Limiting cash payments to $10,000
From 1 July 2019 there will be a limit of $10,000 for cash payments made to businesses for goods and services. Currently, large undocumented cash payments can be used to avoid tax or to launder money from criminal activity. Transactions over the threshold will have to be made through an electronic payment system or cheque.
There is no quantifiable estimated impact from this measure but it will support the black economy and associated revenue measures. Notably, transactions with financial institutions or consumer-to- consumer non-business transactions will not be affected.
New and enhanced ATO enforcement
The ATO will receive $318.5 million over four years to implement new strategies to combat the black economy. The Black Economy Taskforce found low-level enforcement and visibility made existing laws ineffective, hence there is to be a focus on visibility and targeted ATO activity.
The enforcement strategy includes new mobile strike teams and an increased audit presence, a Black Economy Hotline to report black economy and illegal phoenix activities, improved government data analytics and educational activities. This will support the new multi-agency Black Economy Standing Taskforce and ensure a more coordinated approach to combatting black economy behaviours.
This measure is estimated to improve revenue by $3 billion over the forward estimates period.
Improved business identification
Following the recommendation of the Black Economy Taskforce to create a single business register, the 2018-19 Budget provides $19.3 million to develop a detailed business case to improve the way the existing Companies Register, Australian Business Register and the Business Names Register interact. While a single business register will be aimed at reducing regulatory burden for businesses and will help to provide real-time robust identification and verification of businesses, we are concerned the transition to the new register may involve significant red tape and compliance costs for entities in the middle market.
Reforms to combat illegal phoenixing
Amendments will be made to both the corporations and tax laws to give regulators further tools to help deter and disrupt illegal phoenix activity.

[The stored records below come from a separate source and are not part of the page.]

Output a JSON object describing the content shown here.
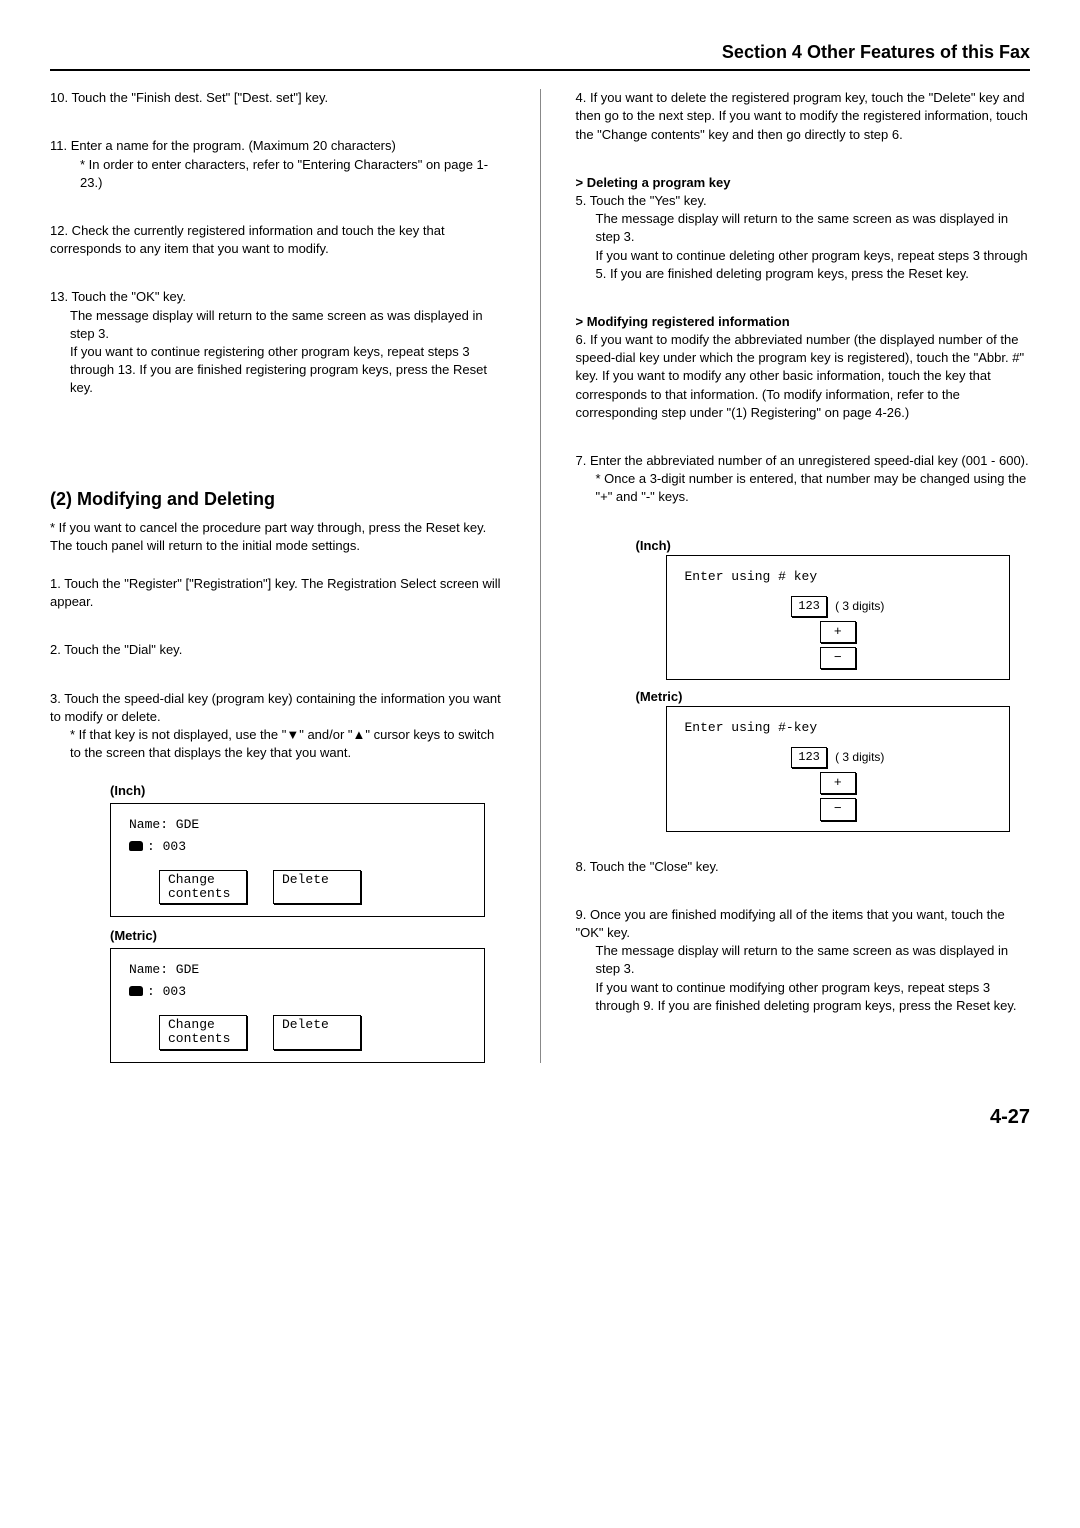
{
  "header": "Section 4 Other Features of this Fax",
  "left": {
    "p10": "10. Touch the \"Finish dest. Set\" [\"Dest. set\"] key.",
    "p11": "11. Enter a name for the program. (Maximum 20 characters)",
    "p11note": "* In order to enter characters, refer to \"Entering Characters\" on page 1-23.)",
    "p12": "12. Check the currently registered information and touch the key that corresponds to any item that you want to modify.",
    "p13a": "13. Touch the \"OK\" key.",
    "p13b": "The message display will return to the same screen as was displayed in step 3.",
    "p13c": "If you want to continue registering other program keys, repeat steps 3 through 13. If you are finished registering program keys, press the Reset key.",
    "sec2title": "(2) Modifying and Deleting",
    "sec2note": "* If you want to cancel the procedure part way through, press the Reset key. The touch panel will return to the initial mode settings.",
    "s1": "1. Touch the \"Register\" [\"Registration\"] key. The Registration Select screen will appear.",
    "s2": "2. Touch the \"Dial\" key.",
    "s3a": "3. Touch the speed-dial key (program key) containing the information you want to modify or delete.",
    "s3b": "* If that key is not displayed, use the \"▼\" and/or \"▲\" cursor keys to switch to the screen that displays the key that you want.",
    "panel": {
      "inchLabel": "(Inch)",
      "metricLabel": "(Metric)",
      "name": "Name: GDE",
      "tel": ": 003",
      "change": "Change\ncontents",
      "delete": "Delete"
    }
  },
  "right": {
    "p4": "4. If you want to delete the registered program key, touch the \"Delete\" key and then go to the next step. If you want to modify the registered information, touch the \"Change contents\" key and then go directly to step 6.",
    "delHead": "> Deleting a program key",
    "p5a": "5. Touch the \"Yes\" key.",
    "p5b": "The message display will return to the same screen as was displayed in step 3.",
    "p5c": "If you want to continue deleting other program keys, repeat steps 3 through 5. If you are finished deleting program keys, press the Reset key.",
    "modHead": "> Modifying registered information",
    "p6": "6. If you want to modify the abbreviated number (the displayed number of the speed-dial key under which the program key is registered), touch the \"Abbr. #\" key. If you want to modify any other basic information, touch the key that corresponds to that information. (To modify information, refer to the corresponding step under \"(1) Registering\" on page 4-26.)",
    "p7a": "7. Enter the abbreviated number of an unregistered speed-dial key (001 - 600).",
    "p7b": "* Once a 3-digit number is entered, that number may be changed using the \"+\" and \"-\" keys.",
    "panel2": {
      "inchLabel": "(Inch)",
      "metricLabel": "(Metric)",
      "lineInch": "Enter using # key",
      "lineMetric": "Enter using #-key",
      "num": "123",
      "digits": "( 3 digits)",
      "plus": "+",
      "minus": "−"
    },
    "p8": "8. Touch the \"Close\" key.",
    "p9a": "9. Once you are finished modifying all of the items that you want, touch the \"OK\" key.",
    "p9b": "The message display will return to the same screen as was displayed in step 3.",
    "p9c": "If you want to continue modifying other program keys, repeat steps 3 through 9. If you are finished deleting program keys, press the Reset key."
  },
  "pageNum": "4-27"
}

The proposed measures include targeting those who conduct or facilitate illegal phoenixing; measures to prevent directors improperly backdating resignations to avoid liability or prosecution; limits on the ability of directors to resign when this would leave the company with no directors; restrictions on the ability of related creditors to vote on the appointment, removal or replacement of an external administrator; extending the director penalty regime to cover GST, luxury car tax and wine equalisation payments; and an expansion to the ATO’s power to retain refunds where there are outstanding tax lodgements.